In the 2007 election crisis of Kenya this region was the center of tragic violence between some of these ethnic groups as opposing candidates and parties played on differences for their own ends inciting conflict and violence.  The history of similar tragedies in previous elections have led many to avoid the region and withhold engagement and investments thereby leaving the beauty of their diversity and terroir to be looked over and avoided rather than celebrated and developed in its unique expression. 

As we sat and broke bread with these humble and passionate leaders I was compelled by their sincerity and their resilience.  We were not among a broken and dangerous people who were not worth the efforts, investments, and risks as we would later be told by European executives.  We were among wise and determined leaders who represented the hopes and future of this extraordinary place. 

The next day they would lead us to experience the terroir of their hills and fields for extraordinary coffee.  We visited an old monastery once full of life, production, and energy. . . energy you could still feel had not left the land or this place.  Hiking through fields of potential and up a wooded creek we topped out at the home of a forest keeper whose family seems to have lived at the edge of the protected forest for decades, indeed they had.  They spoke of the old monks who had left long ago with affection and reverence remembering the quiet bustle and life energy of the farming that once covered the land including the various neighbors of different tribes in their work.

You could feel a still flickering hope and memory that touches what could become new.

We later met with the European executives who had arranged a Kenyan agronomist to travel and consult for us on the potential for quality in the region.  They gave us their own personal feedback that this region was not worth the effort and that we should find an easier path as their Kenyan agronomist sat silent.  To say the meeting was a discouragement is an understatement but their logic was not about quality and potential in the coffee but an indictment of the people. 

But that discouraging meeting could not extinguish and diminish what we saw and what the agronomist saw in his full and enthusiastic support throughout our journey.  He later called Ben and with passionate conviction said, “do not listen to these small men” as he pledged his full support and confidence in this project.  He could see it.  We could see it. 

After returning to Nairobi I visited our inspiring Kenya exporting partners at KCCE (Kenya Cooperative Coffee Exporters) with a full heart and imagination.  I had come to taste the 2020 harvest of our partners at the Karuthi Factory after having visited there on the way to Kericho.  

But I had come all the way to Kenya and Phyllis wanted me to taste more than just the Karuthi harvest outturns. 

Two coffees stunned me on those tables with the familiar excotic tastes of what we have come to know in the classic profiles from the slopes of Mount Kenya but these had something else that was altogether new.  There was a more elegant harmony with beguiling aromatics of dark floral and cocktail bitters I had never experienced before.

I had to know where these coffees were grown, I was so curious!

“Ahh, did you like them? Good!” Phyllis added, “These are new coffees from Kipkelion and today is our first time tasting them after our suggested improvements in Kericho County.  This is a new region for many people but we believe they have good potential.”  I was speechless.  What a moment, what affirmation, what confirmation!
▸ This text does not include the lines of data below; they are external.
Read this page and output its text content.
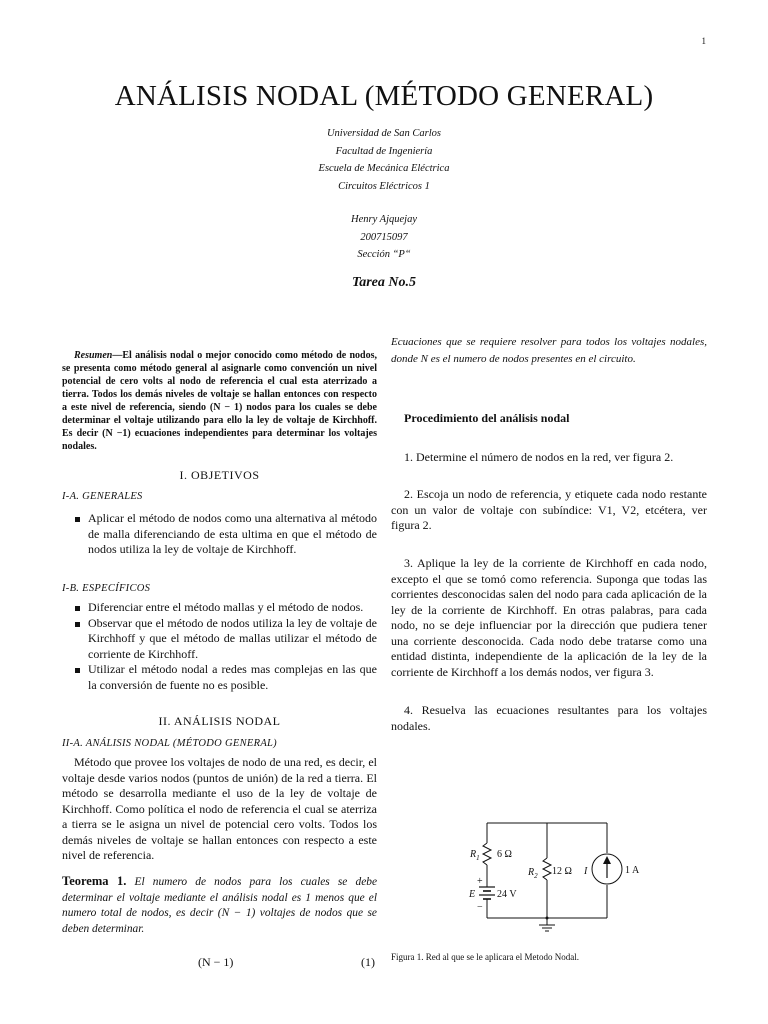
1
ANÁLISIS NODAL (MÉTODO GENERAL)
Universidad de San Carlos
Facultad de Ingeniería
Escuela de Mecánica Eléctrica
Circuitos Eléctricos 1
Henry Ajquejay
200715097
Sección “P“
Tarea No.5
Resumen—El análisis nodal o mejor conocido como método de nodos, se presenta como método general al asignarle como convención un nivel potencial de cero volts al nodo de referencia el cual esta aterrizado a tierra. Todos los demás niveles de voltaje se hallan entonces con respecto a este nivel de referencia, siendo (N − 1) nodos para los cuales se debe determinar el voltaje utilizando para ello la ley de voltaje de Kirchhoff. Es decir (N −1) ecuaciones independientes para determinar los voltajes nodales.
I. OBJETIVOS
I-A. GENERALES
Aplicar el método de nodos como una alternativa al método de malla diferenciando de esta ultima en que el método de nodos utiliza la ley de voltaje de Kirchhoff.
I-B. ESPECÍFICOS
Diferenciar entre el método mallas y el método de nodos.
Observar que el método de nodos utiliza la ley de voltaje de Kirchhoff y que el método de mallas utilizar el método de corriente de Kirchhoff.
Utilizar el método nodal a redes mas complejas en las que la conversión de fuente no es posible.
II. ANÁLISIS NODAL
II-A. ANÁLISIS NODAL (MÉTODO GENERAL)
Método que provee los voltajes de nodo de una red, es decir, el voltaje desde varios nodos (puntos de unión) de la red a tierra. El método se desarrolla mediante el uso de la ley de voltaje de Kirchhoff. Como política el nodo de referencia el cual se aterriza a tierra se le asigna un nivel de potencial cero volts. Todos los demás niveles de voltaje se hallan entonces con respecto a este nivel de referencia.
Teorema 1. El numero de nodos para los cuales se debe determinar el voltaje mediante el análisis nodal es 1 menos que el numero total de nodos, es decir (N − 1) voltajes de nodos que se deben determinar.
(N − 1)	(1)
Ecuaciones que se requiere resolver para todos los voltajes nodales, donde N es el numero de nodos presentes en el circuito.
Procedimiento del análisis nodal
1. Determine el número de nodos en la red, ver figura 2.
2. Escoja un nodo de referencia, y etiquete cada nodo restante con un valor de voltaje con subíndice: V1, V2, etcétera, ver figura 2.
3. Aplique la ley de la corriente de Kirchhoff en cada nodo, excepto el que se tomó como referencia. Suponga que todas las corrientes desconocidas salen del nodo para cada aplicación de la ley de la corriente de Kirchhoff. En otras palabras, para cada nodo, no se deje influenciar por la dirección que pudiera tener una corriente desconocida. Cada nodo debe tratarse como una entidad distinta, independiente de la aplicación de la ley de la corriente de Kirchhoff a los demás nodos, ver figura 3.
4. Resuelva las ecuaciones resultantes para los voltajes nodales.
$R_1$ 6 Ω
$R_2$ 12 Ω I	1 A
+
E 24 V
−
Figura 1. Red al que se le aplicara el Metodo Nodal.
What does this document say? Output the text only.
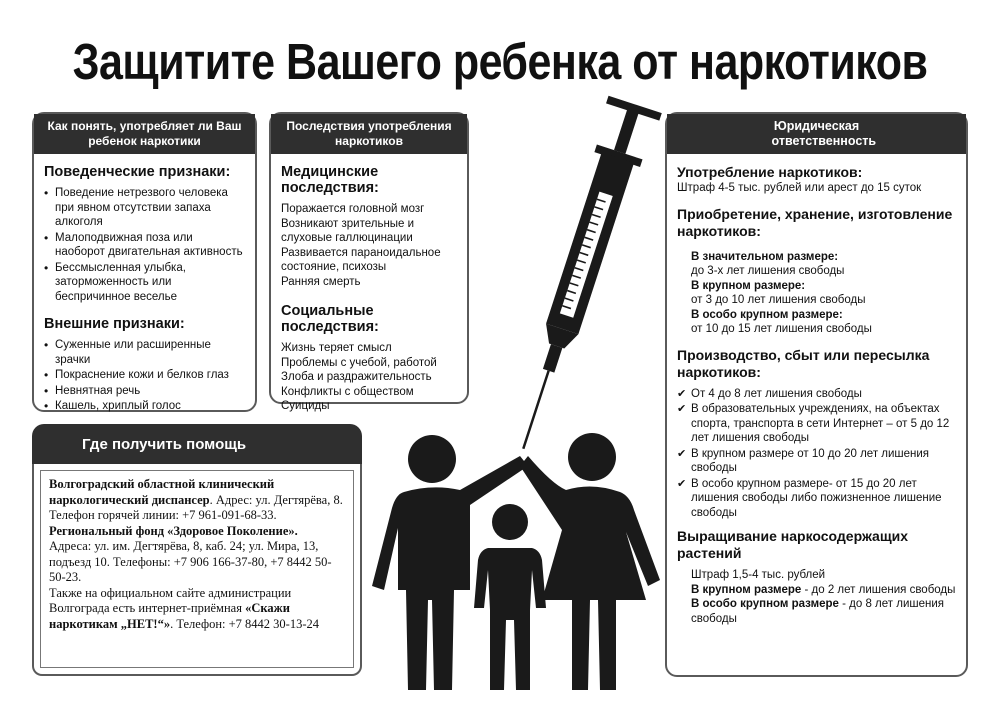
Защитите Вашего ребенка от наркотиков
Как понять, употребляет ли Ваш ребенок наркотики
Поведенческие признаки:
• Поведение нетрезвого человека при явном отсутствии запаха алкоголя
• Малоподвижная поза или наоборот двигательная активность
• Бессмысленная улыбка, заторможенность или беспричинное веселье
Внешние признаки:
• Суженные или расширенные зрачки
• Покраснение кожи и белков глаз
• Невнятная речь
• Кашель, хриплый голос
Последствия употребления наркотиков
Медицинские последствия:
Поражается головной мозг
Возникают зрительные и слуховые галлюцинации
Развивается параноидальное состояние, психозы
Ранняя смерть
Социальные последствия:
Жизнь теряет смысл
Проблемы с учебой, работой
Злоба и раздражительность
Конфликты с обществом
Суициды
Где получить помощь
Волгоградский областной клинический наркологический диспансер. Адрес: ул. Дегтярёва, 8. Телефон горячей линии: +7 961-091-68-33.
Региональный фонд «Здоровое Поколение».
Адреса: ул. им. Дегтярёва, 8, каб. 24; ул. Мира, 13, подъезд 10. Телефоны: +7 906 166-37-80, +7 8442 50-50-23.
Также на официальном сайте администрации Волгограда есть интернет-приёмная «Скажи наркотикам „НЕТ!“». Телефон: +7 8442 30-13-24
Юридическая ответственность
Употребление наркотиков:
Штраф 4-5 тыс. рублей или арест до 15 суток
Приобретение, хранение, изготовление наркотиков:
В значительном размере:
до 3-х лет лишения свободы
В крупном размере:
от 3 до 10 лет лишения свободы
В особо крупном размере:
от 10 до 15 лет лишения свободы
Производство, сбыт или пересылка наркотиков:
✔ От 4 до 8 лет лишения свободы
✔ В образовательных учреждениях, на объектах спорта, транспорта в сети Интернет – от 5 до 12 лет лишения свободы
✔ В крупном размере от 10 до 20 лет лишения свободы
✔ В особо крупном размере- от 15 до 20 лет лишения свободы либо пожизненное лишение свободы
Выращивание наркосодержащих растений
Штраф 1,5-4 тыс. рублей
В крупном размере - до 2 лет лишения свободы
В особо крупном размере - до 8 лет лишения свободы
This year along with our Karuthi we are offering two new coffees from Kericho County and the Kimologit Farmers Cooperative Society: Kapluso and Siret. Consider these a foretaste of the incredible coffee and unfolding story that is already revealing itself in the Rift Valley. 

This year has been full of anxiety and tension.  We have all been made aware of competing narratives and the cultural political forces at work behind them.  But as powerful as they are all of it is part of our journey and in the midst of fear and confusion there is hope. 

There is an extraordinary world among us and in us we can’t always see.  There is an everyday extraordinary world in a beautiful cup of coffee that sometimes is an affirming comfort and sometimes is a surprising window that confirms something new.